Mastering their Craft: WSC music students take voice class from opera maestro Keith Miller
Aug. 4, 2010 -- Last week, four Western State College of Colorado (WSC) students shared the stage with one of opera’s top talents for a one-on-one critique of their vocal technique.
WSC music student Jade Rudolph (left) works on projecting his vocals during a voice master class with Keith Miller, who is a bass-baritone with the Metropolitan Opera and this year’s opera director for the Crested Butte Music Festival.
Metropolitan Opera bass-baritone Keith Miller conducted a voice master class at the invitation of Heather Roberson, Western’s choral conductor, who reached out to him after seeing his performance as Figaro in the “Marriage of Figaro” at last year’s Crested Butte Music Festival. Miller returned to Crested Butte this year as the festival’s opera director and opera young artist program director. A former pro-football player, Miller is renowned for his powerful vocals and commanding stage presence. He performed on a 2009 Grammy-nominated recording and was recently featured on the cover of “Classical Singer” magazine.
“I’m humbled and honored that he came and took this time for the students,” Roberson said. “When I saw him perform last year, I was extremely impressed with his singing and acting skills, to say the least.”
Roberson tapped three of her baritone singers – Dakota Brown, Jeremy Kroeker and Jade Rudolph -- and soprano Enid Holden to participate in the master class.
“I specifically wanted Keith to come because he is a bass-baritone and I am a soprano -- those two voice types are very different. Watching him work with my baritones helps me to become a better teacher and to know how to better help my students,” Roberson noted.
During the master voice class, Miller spent about a half-hour with each student on a selected aria. Miller’s teaching style was more like that of a coach than a critic as he worked with them on building confidence and tapping into personal emotion to fuel their voices. The lessons focused on strengthening vocal technique rather than finding perfect pitch or hitting the high notes. He also reminded students of the physical demands of singing – especially opera – in controlling air flow for their “instruments” to project volume and breathe emotion into the words.
Following the class, Miller commented on the students’ potential as professional performers and encouraged them to master their craft and pursue careers in music, including opera.
“Opera is not looked up as real as it should be. It’s your responsibility to show people there’s a reason it’s been kept around for centuries,” Miller said. “Use music for what it gives you and give it back. It’s the most exposed thing you can do. It’s our job as performers to give continuously without any expectation.”
For Rudolph, a junior music education major at Western, working side-by-side with Miller was a “humbling and inspiring” experience. Miller himself seemed impressed by Rudolph’s performance of the aria “O Isis und Osiris” from the German opera “The Magic Flute” and advised the young baritone to consider a professional opera career. Although opera was not among Rudolph’s life goals, he has added it to his “bucket list” per Miller’s advice.
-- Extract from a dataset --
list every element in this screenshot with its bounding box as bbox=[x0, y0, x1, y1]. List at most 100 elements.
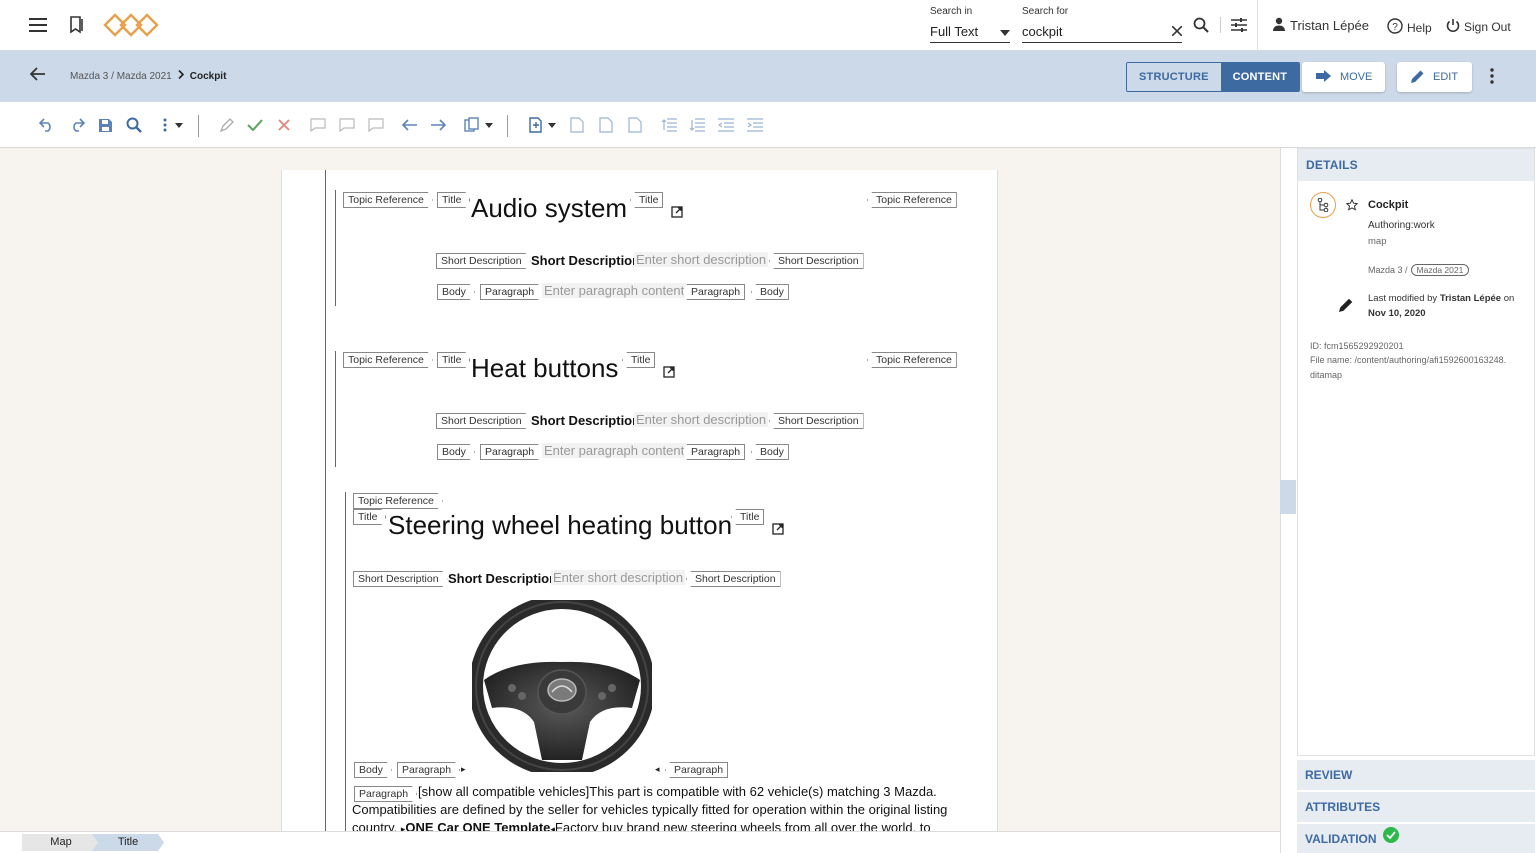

“The raw talent that Mr. Miller possesses is beyond fascinating. He made me feel like I had the potential to do something I had rarely endeavored in until recently. The main thing that I took from this experience was that I need to explore every musical possibility to my fullest potential in order to find what field of music I can make the biggest impact in,” Rudolph said.
The transformation in the students’ performances after spending just a half-hour with Miller also was an enlightening experience for Roberson.
“I am thrilled that my students experienced such an immediate and dramatic change in their singing,” she said. “I think everything we do in the music department, like the master class, enhances and enriches the students' academic experience. The more opportunities they have to perform and to get feedback from different people, the better musicians and performers it makes them.”
Two of the WSC students from the master class – Brown and Holden – and recent WSC music graduate Randi Andersen also are participating in the chorus of this year’s Crested Butte Music Festival opera selection, “La bohème”, which has its final performance on Aug. 5.